Plans by the U.K. Competition and Markets Authority (CMA) to boost banking competition by facilitating bank switching for small and medium-sized enterprises could backfire, according to one critic of the initiative.
Professor Russel Griggs reportedly sent a letter to the CMA warning of the possibility that the effort could fail. Griggs, who heads the process for companies to appeal their loan rejections, argued that the new system that facilitates bank switching could lead to confusion.
“Lack of financial and business knowledge has always been an issue with micro- and small SMEs and still is,” he said in his letter to the CMA, according to reports on Monday (Aug. 8). “And I see many times small SMEs being declined and then overturned because correct information has not been submitted initially.”
“While I accept that these recommendations to the CMA may have come from the trade associations, who have micro- and small SMEs as members, with the best intentions, they might give the opposite result than was desired,” he continued.
The CMA announced over the weekend that it will introduce new measures to facilitate bank switching for SMEs after a two-year investigation of the industry revealed the need for greater competition among SME-serving banks.
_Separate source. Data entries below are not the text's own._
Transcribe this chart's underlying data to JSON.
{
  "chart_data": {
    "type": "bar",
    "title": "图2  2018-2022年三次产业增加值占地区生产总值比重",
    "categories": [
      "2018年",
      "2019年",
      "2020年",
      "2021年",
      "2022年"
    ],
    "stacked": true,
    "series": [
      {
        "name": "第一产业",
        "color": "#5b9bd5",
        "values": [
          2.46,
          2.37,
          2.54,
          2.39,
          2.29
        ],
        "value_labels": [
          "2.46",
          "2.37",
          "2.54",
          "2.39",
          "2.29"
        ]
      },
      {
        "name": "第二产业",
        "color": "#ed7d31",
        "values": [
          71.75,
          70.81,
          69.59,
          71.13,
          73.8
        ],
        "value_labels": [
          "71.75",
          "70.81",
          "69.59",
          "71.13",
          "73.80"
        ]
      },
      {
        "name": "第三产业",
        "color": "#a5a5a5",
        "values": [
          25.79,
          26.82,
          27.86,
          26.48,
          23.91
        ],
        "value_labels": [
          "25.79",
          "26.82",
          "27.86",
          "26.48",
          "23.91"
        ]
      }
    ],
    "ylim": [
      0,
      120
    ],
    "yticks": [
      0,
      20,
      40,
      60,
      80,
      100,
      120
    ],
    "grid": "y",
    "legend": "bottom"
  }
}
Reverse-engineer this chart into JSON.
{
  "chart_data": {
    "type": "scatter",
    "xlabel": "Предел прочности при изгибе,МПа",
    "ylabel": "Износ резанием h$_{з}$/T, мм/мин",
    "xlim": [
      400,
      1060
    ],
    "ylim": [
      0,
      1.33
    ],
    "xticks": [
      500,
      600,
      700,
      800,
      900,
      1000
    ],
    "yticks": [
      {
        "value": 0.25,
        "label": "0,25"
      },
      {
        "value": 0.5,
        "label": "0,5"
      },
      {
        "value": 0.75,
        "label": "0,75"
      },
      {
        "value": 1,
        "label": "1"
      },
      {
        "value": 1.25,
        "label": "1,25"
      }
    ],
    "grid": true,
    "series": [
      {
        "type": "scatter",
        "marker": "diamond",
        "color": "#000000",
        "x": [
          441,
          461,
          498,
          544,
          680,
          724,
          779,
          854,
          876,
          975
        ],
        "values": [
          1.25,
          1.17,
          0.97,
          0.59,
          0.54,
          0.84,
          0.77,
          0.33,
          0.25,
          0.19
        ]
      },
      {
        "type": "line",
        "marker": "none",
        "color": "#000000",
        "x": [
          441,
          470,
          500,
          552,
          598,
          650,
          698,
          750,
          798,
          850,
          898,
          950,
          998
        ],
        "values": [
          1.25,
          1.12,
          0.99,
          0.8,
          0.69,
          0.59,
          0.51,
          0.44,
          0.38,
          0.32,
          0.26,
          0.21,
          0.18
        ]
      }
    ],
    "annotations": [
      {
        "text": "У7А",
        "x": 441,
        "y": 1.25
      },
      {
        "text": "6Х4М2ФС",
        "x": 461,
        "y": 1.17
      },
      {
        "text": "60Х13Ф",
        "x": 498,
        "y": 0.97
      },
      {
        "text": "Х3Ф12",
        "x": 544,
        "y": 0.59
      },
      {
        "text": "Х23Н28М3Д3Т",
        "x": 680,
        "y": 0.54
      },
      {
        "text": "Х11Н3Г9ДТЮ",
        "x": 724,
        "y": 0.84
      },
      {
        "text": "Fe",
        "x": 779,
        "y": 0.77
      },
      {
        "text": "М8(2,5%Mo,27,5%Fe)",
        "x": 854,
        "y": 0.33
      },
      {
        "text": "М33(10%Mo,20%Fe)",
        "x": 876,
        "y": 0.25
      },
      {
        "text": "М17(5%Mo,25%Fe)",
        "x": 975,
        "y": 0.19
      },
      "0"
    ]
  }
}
The full plans will be revealed on Tuesday (Aug. 9), according to reports.
The authority is proposing a £5 million prize to incentivize the FinTech space to develop a way for SMEs to switch their banking providers. But according to Griggs, a lack of financial expertise among SMEs is at the heart of bank loan rejections, not a lack of competition.
Reports said the professor had sent the letter to the CMA a week before its proposals were announced. The initiative also includes plans to boost competition in the consumer banking space, including a cap on overdraft charges and other efforts to encourage consumers to switch banks as well.